• Sonuç bulunamadı

Değerleme Yöntemleri

4. Sicil bakımından üst derecelere yükselebilecek nitelikte bulunduğunun saptanmış olması şarttır

1.2. Değerlendirme Kavramı, Kapsamı ve Araçları

1.2.1. Değerlendirme Kavramı

1.2.1.2. Değerleme Yöntemleri

Personel yönetiminde değerlemenin ana amacı, örgütün başarılı olabilmesi için personelin ortaya koyması gereken çalışmanın değerini belirlemektir. Her örgüt, türüne ve yapısına göre, personelin değerlendirme sonuçlarından, hem personelin hem de örgütün gelişmesini ve verimliliğini gerçekleştirecek bilgi ve yararlar sağlamayı amaçlamaktadır. Örgütte çalışanların etkiliği ve verimliliği örgüte önemli kazanımlar sağlar. Örgütlerin amaçlarına ulaşabilmeleri, etkili bir değerleme yönteminin geliştirilmesi ile mümkündür (Canman, 1995: 107).

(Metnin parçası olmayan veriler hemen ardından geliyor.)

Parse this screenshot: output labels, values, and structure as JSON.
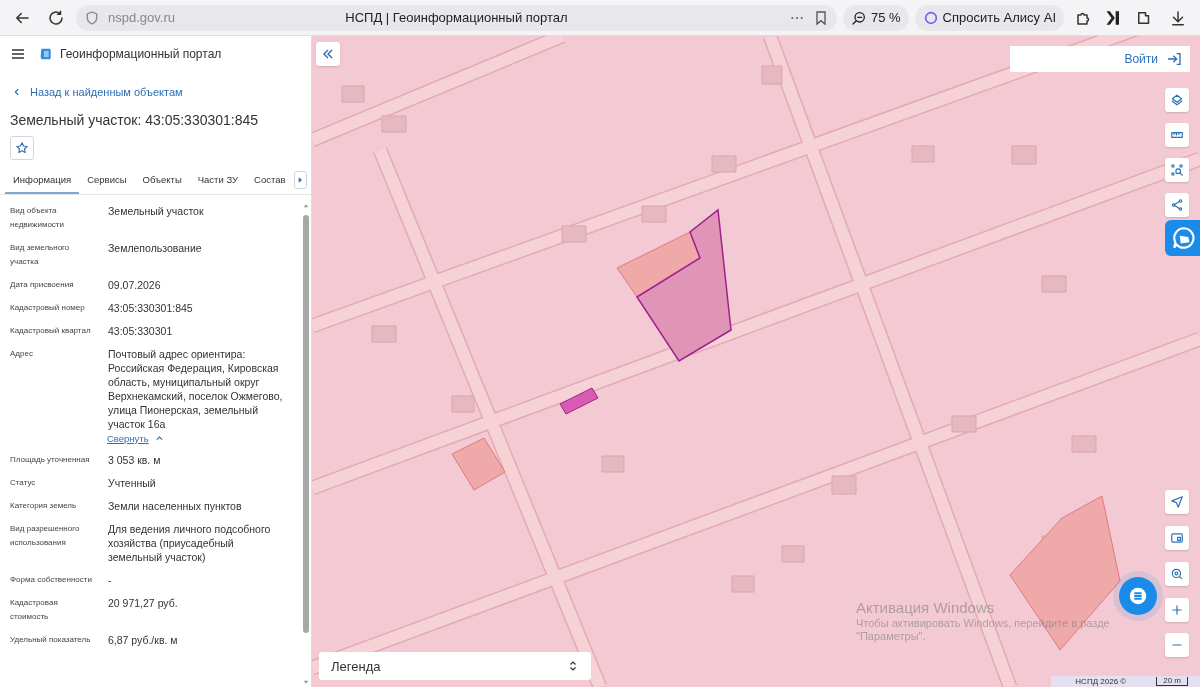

Personel politikasının önemli bir bölümünü oluşturan personel değerlendirmesinin uygulanması, personelin yakından tanınmasına, onların yeteneklerinden en iyi biçimde yararlanılmasına olanak sağlayacaktır. Personelin işe ilişkin yeteneklerini ve

davranışlarını objektif olarak inceleyen böyle bir değerleme çalışmasının, son derece önemli olması, uygulama sırasında çok titiz davranma, ölçülü ve tarafsız bir değerlemeye özen gösterme, personel değerlenmesinde ve uygulanmasında göz önünde bulundurulması gereken en önemli koşullardır (Sabuncuoğlu, 1994: 173).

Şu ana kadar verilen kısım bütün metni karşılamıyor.